Molecularly imprinted polymer for selective insulin capture and separation

Abstract

Human insulin production was severely limited by its complex downstream processing. Herein, an insulin-imprinted polymer with shape-memorable imprint cavities was designed for the separation and purification of insulin from complex biofluids. N-isopropylacrylamide (NIPAM) was chosen as main monomer, and acrylamide (AAm) and (3-acrylamidopropyl)trimethylammonium chloride (AAPTAC) as functional monomers. A poly(l-lysine)-based peptide crosslinker, instead of the commonly used crosslinkers, was used to introduce poly(l-lysine) segments into the polymer. Because of the reversible and precise pH-induced helix-coil transition of the poly(l-lysine) segments, the imprint cavities in the polymer are shape-memorable.
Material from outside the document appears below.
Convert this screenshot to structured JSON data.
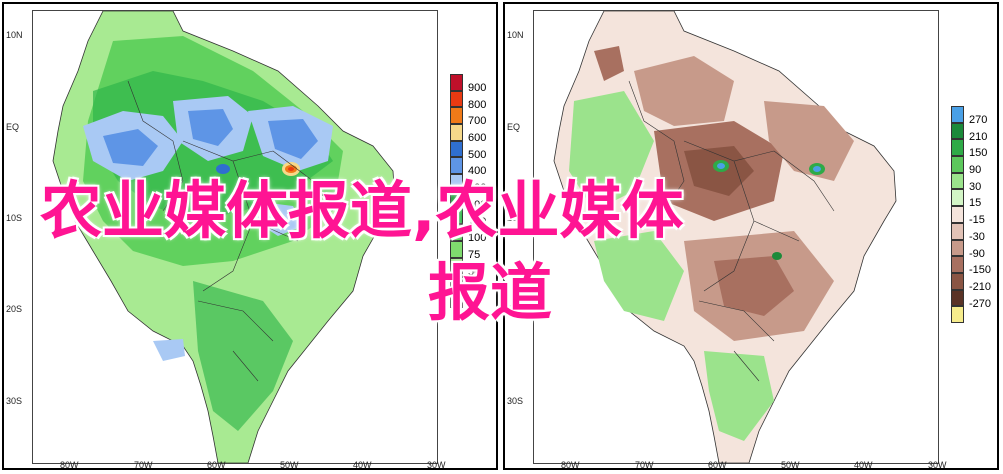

For this reason, the insulin template can be removed completely under mild conditions, meanwhile the imprinting efficiency is significantly improved. A high adsorption capacity (595 mg/g) and a high imprinting factor (5.83) were obtained, both of which are significantly higher than the previously developed insulin-imprinted polymers. The polymer also exhibits a high selectivity towards insulin and can be used repeatedly. Using this polymer insulin spiked in human serum was selectively captured and separated, demonstrating its ability for separation and purification of insulin from complex biofluids.